The textile and clothing industry uses a lot of chemicals: chemical substances are used in each of our garments (not just outdoor clothing). These are needed to dye the textiles or give the garments the required functionality.

Around 25% of chemicals produced in the world are used directly or indirectly in the textile and clothing industry. This represents more than 6,000 different substances. The PFCs criticized by Greenpeace are used to achieve the desired functionality in terms of repelling water, dirt and oil.

Are there no statutory regulations on PFCs or PFOA?

There is no statutory regulation for all PFCs.
Since mid-2014, there have been legal rules and limits concerning PFOAs (a by-product of C8 PFC chemicals) in Norway. More recently, there have been efforts to regulate PFOAs and related substances in the EU. However, these are still in the initial phase.
The situation is different for PFOSs: These are also trace contaminants which can arise from long-chain perfluorinated chemicals. According to European legislation, PFOSs are already strictly limited (threshold value of 1 μg/m2) and have already been eliminated from clothing production.

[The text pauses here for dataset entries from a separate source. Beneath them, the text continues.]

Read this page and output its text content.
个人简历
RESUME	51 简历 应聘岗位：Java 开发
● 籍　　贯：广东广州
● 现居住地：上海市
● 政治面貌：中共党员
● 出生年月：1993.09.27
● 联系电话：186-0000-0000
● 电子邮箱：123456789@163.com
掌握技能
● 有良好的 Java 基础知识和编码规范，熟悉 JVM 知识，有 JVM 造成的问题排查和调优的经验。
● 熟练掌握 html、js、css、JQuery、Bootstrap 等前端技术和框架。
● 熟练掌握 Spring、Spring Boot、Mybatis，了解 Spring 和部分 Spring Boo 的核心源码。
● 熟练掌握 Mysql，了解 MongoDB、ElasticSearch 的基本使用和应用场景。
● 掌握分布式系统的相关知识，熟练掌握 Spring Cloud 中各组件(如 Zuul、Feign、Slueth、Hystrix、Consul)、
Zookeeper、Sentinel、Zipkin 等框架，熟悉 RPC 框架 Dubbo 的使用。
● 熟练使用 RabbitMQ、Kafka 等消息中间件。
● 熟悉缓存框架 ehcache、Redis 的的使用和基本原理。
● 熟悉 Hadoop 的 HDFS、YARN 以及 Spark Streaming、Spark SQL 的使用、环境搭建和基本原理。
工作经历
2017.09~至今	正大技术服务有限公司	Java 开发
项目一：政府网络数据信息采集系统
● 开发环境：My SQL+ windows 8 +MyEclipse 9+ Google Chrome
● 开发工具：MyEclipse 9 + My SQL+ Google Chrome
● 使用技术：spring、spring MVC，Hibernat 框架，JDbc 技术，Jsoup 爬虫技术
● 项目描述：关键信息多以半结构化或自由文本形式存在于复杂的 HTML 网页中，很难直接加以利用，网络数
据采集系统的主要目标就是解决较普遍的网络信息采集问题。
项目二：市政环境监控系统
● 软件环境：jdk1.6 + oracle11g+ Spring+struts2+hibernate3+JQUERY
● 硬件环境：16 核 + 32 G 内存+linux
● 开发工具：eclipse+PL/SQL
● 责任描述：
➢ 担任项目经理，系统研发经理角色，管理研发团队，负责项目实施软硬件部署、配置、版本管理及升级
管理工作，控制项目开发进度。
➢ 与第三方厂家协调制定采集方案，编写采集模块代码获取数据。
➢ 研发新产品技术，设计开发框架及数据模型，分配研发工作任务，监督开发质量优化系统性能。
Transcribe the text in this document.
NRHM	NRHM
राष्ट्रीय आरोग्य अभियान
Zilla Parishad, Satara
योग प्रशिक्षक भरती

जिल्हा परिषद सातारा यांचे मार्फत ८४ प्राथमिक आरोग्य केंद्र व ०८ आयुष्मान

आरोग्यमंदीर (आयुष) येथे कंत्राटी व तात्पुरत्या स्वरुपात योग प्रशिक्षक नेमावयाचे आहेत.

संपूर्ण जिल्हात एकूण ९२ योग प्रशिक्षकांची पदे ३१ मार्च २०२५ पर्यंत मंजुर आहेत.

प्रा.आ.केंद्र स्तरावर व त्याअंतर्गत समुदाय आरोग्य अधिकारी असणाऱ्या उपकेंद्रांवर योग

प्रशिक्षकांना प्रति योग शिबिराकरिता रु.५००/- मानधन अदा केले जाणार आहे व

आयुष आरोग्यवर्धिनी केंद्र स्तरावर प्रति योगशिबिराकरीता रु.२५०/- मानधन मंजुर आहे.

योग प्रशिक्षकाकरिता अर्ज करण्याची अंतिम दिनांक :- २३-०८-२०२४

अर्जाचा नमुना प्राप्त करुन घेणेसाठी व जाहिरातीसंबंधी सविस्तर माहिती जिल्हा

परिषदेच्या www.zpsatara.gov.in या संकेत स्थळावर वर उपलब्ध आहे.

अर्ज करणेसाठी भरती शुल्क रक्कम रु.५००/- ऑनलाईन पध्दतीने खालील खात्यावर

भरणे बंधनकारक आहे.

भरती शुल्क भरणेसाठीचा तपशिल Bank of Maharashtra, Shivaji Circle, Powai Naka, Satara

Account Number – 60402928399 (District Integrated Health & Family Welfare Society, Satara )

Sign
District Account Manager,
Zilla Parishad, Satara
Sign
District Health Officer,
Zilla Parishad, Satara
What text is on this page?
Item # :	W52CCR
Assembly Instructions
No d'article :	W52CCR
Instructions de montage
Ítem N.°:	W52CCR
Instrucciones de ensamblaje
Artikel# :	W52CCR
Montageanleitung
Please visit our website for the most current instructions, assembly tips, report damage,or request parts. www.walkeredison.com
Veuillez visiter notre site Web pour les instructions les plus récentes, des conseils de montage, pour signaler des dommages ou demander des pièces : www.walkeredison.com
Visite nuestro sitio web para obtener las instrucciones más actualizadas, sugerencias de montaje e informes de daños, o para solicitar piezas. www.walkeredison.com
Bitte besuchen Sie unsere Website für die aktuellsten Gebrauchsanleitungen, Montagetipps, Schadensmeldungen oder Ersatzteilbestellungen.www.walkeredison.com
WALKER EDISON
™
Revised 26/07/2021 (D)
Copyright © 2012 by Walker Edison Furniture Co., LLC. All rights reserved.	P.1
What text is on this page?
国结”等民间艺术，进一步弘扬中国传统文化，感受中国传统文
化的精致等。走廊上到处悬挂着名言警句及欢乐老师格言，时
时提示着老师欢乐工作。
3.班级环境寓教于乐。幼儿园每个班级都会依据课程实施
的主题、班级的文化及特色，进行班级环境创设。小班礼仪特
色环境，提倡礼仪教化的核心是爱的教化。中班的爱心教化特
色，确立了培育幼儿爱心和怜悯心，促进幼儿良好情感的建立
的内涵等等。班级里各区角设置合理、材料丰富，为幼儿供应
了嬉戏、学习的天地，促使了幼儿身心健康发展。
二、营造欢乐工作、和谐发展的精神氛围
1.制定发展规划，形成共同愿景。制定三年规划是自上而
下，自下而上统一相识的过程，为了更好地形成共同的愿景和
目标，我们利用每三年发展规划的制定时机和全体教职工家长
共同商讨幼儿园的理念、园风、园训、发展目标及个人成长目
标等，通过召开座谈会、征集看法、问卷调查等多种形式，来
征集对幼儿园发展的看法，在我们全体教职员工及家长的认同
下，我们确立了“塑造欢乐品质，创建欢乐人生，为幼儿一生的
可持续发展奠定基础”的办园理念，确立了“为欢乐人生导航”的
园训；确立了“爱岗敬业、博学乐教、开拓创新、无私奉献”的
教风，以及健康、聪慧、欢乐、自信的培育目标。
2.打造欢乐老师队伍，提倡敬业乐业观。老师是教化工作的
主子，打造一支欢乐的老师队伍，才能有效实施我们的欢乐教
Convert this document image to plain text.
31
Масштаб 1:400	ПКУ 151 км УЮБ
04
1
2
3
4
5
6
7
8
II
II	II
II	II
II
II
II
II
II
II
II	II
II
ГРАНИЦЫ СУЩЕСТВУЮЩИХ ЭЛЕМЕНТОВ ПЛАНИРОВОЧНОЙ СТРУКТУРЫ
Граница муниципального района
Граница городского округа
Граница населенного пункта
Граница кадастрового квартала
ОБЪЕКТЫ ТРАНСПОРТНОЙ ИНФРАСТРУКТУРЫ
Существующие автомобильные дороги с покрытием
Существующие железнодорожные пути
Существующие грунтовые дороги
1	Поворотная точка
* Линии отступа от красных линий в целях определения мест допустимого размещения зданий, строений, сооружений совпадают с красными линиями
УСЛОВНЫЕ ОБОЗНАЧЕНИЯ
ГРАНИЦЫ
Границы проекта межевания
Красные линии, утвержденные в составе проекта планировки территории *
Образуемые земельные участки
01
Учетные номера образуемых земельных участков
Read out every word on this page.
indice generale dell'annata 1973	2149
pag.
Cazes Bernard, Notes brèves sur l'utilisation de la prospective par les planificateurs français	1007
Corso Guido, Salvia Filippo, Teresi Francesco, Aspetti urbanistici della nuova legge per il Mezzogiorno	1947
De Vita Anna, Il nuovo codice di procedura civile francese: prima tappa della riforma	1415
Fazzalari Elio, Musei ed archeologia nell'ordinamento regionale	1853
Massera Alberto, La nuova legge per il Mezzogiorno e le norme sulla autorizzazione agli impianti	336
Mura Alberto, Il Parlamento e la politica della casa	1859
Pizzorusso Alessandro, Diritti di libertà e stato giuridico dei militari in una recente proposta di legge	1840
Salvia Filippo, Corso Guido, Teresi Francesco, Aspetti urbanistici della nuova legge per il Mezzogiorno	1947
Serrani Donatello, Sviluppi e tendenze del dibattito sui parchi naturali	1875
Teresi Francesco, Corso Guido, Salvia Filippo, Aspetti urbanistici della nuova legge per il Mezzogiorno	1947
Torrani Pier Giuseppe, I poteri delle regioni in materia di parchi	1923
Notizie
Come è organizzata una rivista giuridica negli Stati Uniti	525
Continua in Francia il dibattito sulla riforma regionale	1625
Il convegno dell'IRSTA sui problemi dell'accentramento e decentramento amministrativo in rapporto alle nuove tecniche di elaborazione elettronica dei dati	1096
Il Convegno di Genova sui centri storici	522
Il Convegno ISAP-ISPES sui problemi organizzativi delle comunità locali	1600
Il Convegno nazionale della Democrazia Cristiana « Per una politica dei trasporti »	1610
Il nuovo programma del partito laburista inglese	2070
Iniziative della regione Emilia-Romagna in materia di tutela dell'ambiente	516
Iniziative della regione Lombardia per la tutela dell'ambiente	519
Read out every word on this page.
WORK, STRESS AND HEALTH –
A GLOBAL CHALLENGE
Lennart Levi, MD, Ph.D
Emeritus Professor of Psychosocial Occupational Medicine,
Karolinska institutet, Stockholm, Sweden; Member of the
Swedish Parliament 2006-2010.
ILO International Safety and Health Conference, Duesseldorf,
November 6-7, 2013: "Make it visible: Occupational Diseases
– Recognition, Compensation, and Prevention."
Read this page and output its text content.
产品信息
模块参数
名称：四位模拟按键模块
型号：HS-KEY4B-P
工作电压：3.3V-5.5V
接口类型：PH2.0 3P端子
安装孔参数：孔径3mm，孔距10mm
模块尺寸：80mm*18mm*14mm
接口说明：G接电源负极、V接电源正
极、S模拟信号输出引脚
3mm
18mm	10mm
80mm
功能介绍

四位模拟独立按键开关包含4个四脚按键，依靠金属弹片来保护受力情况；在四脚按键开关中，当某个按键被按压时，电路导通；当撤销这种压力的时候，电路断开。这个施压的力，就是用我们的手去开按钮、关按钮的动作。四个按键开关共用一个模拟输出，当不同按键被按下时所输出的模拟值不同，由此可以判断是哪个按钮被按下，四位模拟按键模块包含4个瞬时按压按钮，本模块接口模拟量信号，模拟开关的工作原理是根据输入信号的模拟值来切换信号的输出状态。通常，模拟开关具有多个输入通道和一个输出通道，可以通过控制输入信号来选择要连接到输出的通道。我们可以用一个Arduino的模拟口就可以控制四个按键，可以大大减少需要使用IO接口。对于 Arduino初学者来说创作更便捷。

What is the situation in production facilities?

In its DETOX reports, Greenpeace demonstrates that the environmental impact in production countries is actually critical for humans and the environment in some cases.

Mammut has recognized this problem and in January 2011 committed itself to the bluesign® standard, currently strictest environmental standard in the industry. The bluesign® approach is based on input-stream management, i.e. the substances and amounts thereof used, wastewater, emissions are inspected not only in the case of the final product, but also at all preliminary stages - down to the dyer and chemical supplier. Together with bluesign technologies, we are pursuing the long-term goal of changing our entire production chain so that chemicals with a critical effect on humans and the environment according to the bluesign® do not enter the manufacturing process in the first place.